Валерий Шумилов - Живой меч или Этюд о Счастье Жизнь и смерть гражданина Сен-Жюста
И все это время, пока Сен-Жюст смотрел в окно Ратуши, он не видел, что происходит у него за спиной. Но он все слышал, хотя и оставался стоять неподвижно, как будто все происходящее никак не касалось его. Так он слышал, как Пейян и член Генерального совета Пари зачитывали составленное ими воззвание к парижскому народу;
и как депутация революционного комитета секции Ратуши высказывалась в поддержку Коммуны «во имя спасения отечества»;
и как выступления Огюстена Робеспьера и Коффиналя, говоривших друг за другом о том, что против них выступил не Национальный конвент, а кучка трусов и предателей, которые и составляли заговоры против свободы на протяжении последних пяти лет, сменила приветственная речь уже второй или третьей по счету депутации Якобинского клуба, призывавшей принять суровые меры против зловредных членов Конвента, разошедшихся по секциям и «смущавших своими речами граждан»;
и как, наконец, канонир секции Бон-Консей Шапен, а затем и сменивший его Пейян попытались высмеять страшный для всех декрет Конвента об объявлении вне закона уклонившихся от ареста депутатов, членов Коммуны и всех граждан, кто присоединится к ним, - и это было роковое мгновение, потому что от этого декрета веяло могилой:
он безумно напугал многих колеблющихся и сделал возможным бегство сторонников Коммуны теперь уже не только с Гревской площади, но и из самой Ратуши. Оба зала быстро пустели, хотя народу еще оставалось еще довольно.
А дождь все шел.
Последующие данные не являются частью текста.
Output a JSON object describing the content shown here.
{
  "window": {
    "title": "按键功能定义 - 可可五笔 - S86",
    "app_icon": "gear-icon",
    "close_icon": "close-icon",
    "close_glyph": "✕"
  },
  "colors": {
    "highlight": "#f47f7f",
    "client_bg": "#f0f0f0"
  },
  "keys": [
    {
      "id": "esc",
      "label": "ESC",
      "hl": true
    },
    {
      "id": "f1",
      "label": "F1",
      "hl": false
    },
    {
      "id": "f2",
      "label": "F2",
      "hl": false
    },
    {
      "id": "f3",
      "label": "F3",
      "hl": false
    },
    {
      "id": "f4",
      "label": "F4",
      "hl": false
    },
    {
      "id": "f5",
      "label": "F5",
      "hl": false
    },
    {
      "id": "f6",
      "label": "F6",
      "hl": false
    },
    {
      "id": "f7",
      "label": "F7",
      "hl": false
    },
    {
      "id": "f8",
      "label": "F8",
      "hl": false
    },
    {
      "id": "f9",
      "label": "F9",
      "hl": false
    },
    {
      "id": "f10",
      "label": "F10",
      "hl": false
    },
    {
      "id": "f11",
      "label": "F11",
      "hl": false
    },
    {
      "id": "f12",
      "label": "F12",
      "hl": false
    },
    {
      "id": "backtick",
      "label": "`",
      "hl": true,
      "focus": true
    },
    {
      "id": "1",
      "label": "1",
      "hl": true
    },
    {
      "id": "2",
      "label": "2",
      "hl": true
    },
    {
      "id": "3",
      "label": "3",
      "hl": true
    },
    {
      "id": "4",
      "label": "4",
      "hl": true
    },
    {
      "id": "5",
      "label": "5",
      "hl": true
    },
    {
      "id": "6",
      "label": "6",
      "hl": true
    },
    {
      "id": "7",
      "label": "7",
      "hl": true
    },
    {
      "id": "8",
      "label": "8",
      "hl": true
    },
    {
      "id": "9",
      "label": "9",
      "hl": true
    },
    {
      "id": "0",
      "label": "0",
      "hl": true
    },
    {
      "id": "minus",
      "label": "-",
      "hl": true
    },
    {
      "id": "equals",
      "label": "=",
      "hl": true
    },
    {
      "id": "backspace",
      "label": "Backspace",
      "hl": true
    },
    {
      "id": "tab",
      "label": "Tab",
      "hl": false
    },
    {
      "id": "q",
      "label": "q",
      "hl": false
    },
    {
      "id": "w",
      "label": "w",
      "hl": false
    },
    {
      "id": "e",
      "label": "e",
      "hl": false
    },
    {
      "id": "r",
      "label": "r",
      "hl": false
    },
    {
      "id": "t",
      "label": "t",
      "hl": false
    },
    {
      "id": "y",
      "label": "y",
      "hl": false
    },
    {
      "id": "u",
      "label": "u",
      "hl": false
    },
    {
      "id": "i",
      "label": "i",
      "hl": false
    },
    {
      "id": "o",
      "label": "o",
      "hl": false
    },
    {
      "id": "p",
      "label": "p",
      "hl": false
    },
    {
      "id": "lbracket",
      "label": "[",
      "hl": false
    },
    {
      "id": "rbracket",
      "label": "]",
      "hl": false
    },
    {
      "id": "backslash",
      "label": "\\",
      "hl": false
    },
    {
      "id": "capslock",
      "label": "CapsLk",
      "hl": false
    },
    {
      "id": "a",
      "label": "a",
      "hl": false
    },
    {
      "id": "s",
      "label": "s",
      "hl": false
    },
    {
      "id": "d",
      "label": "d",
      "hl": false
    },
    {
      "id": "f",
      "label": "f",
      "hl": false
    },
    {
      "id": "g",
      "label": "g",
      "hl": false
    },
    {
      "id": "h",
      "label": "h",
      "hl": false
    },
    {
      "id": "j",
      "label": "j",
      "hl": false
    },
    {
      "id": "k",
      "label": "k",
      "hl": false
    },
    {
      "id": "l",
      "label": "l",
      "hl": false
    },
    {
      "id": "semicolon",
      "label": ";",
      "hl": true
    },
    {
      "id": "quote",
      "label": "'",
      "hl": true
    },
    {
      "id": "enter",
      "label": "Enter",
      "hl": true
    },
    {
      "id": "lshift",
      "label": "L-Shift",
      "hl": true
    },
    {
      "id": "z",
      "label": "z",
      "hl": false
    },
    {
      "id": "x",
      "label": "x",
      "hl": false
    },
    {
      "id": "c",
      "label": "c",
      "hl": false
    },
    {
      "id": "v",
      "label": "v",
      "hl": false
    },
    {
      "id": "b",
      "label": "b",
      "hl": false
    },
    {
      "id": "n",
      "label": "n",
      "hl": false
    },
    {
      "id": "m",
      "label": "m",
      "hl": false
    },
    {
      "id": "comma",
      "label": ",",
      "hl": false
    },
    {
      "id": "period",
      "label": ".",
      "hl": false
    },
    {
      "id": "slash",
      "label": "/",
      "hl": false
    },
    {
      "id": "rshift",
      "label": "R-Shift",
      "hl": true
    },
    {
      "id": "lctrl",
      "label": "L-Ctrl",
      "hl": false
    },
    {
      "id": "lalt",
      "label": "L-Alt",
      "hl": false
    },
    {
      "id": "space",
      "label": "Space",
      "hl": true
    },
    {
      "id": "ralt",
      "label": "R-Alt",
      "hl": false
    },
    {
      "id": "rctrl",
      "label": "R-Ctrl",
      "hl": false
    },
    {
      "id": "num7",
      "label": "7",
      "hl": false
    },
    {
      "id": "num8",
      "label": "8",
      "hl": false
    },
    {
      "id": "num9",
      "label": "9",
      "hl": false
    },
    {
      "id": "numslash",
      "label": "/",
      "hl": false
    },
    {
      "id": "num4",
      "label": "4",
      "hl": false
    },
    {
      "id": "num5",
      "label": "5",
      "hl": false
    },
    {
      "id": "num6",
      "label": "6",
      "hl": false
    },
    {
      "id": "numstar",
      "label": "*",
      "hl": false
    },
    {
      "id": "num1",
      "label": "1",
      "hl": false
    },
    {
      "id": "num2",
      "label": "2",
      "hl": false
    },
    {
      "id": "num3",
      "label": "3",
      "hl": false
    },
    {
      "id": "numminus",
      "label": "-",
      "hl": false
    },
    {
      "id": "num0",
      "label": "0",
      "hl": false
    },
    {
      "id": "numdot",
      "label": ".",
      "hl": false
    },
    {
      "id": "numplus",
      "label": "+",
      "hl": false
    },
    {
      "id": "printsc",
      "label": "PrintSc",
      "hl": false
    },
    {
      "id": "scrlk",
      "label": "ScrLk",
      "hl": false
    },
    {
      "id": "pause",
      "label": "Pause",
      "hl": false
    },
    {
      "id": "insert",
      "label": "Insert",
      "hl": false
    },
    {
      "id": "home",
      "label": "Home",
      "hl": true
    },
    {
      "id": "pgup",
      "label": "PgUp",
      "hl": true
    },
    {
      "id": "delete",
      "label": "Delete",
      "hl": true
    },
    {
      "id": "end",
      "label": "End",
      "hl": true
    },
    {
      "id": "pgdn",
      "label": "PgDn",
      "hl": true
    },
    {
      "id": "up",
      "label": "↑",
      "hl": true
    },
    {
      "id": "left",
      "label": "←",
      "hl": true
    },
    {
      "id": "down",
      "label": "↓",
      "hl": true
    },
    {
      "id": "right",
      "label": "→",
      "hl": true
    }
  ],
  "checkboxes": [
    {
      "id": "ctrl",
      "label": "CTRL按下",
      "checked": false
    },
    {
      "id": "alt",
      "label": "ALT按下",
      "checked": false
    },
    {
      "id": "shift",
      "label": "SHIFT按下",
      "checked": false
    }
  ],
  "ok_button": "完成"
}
И когда уже глубокой ночью в зал совещаний внесли совершенно мокрого Кутона, и Робеспьер радостно бросился обнимать своего соратника, встретив его куда более сердечно, чем Сен-Жюста, а «Аристид Кутон» саркастически прошелся по поводу своей жены, долго не желавшей отпускать его из дому («Ты идешь, чтобы найти свою смерть, а я ответил, что не все равно где найти ее: дома или на посту, и уж лучше на посту!»), Сен-Жюст подумал, что и Жорж и Филипп так и остались ничего не понимающими идеалистами: они могли бы вовсе не приходить в Ратушу, - проку от них не было никакого, и, пожалуй, для них было бы лучше, если бы они свои последние часы все-таки провели дома; и, наоборот, долгое их ожидание, растянувшееся на шесть часов, только тормозило действие Коммуны, - все ждали, когда освобожденные из-под ареста представители народа соберутся вместе, чтобы принять план действий, а между тем чем могли помочь два беглых депутата?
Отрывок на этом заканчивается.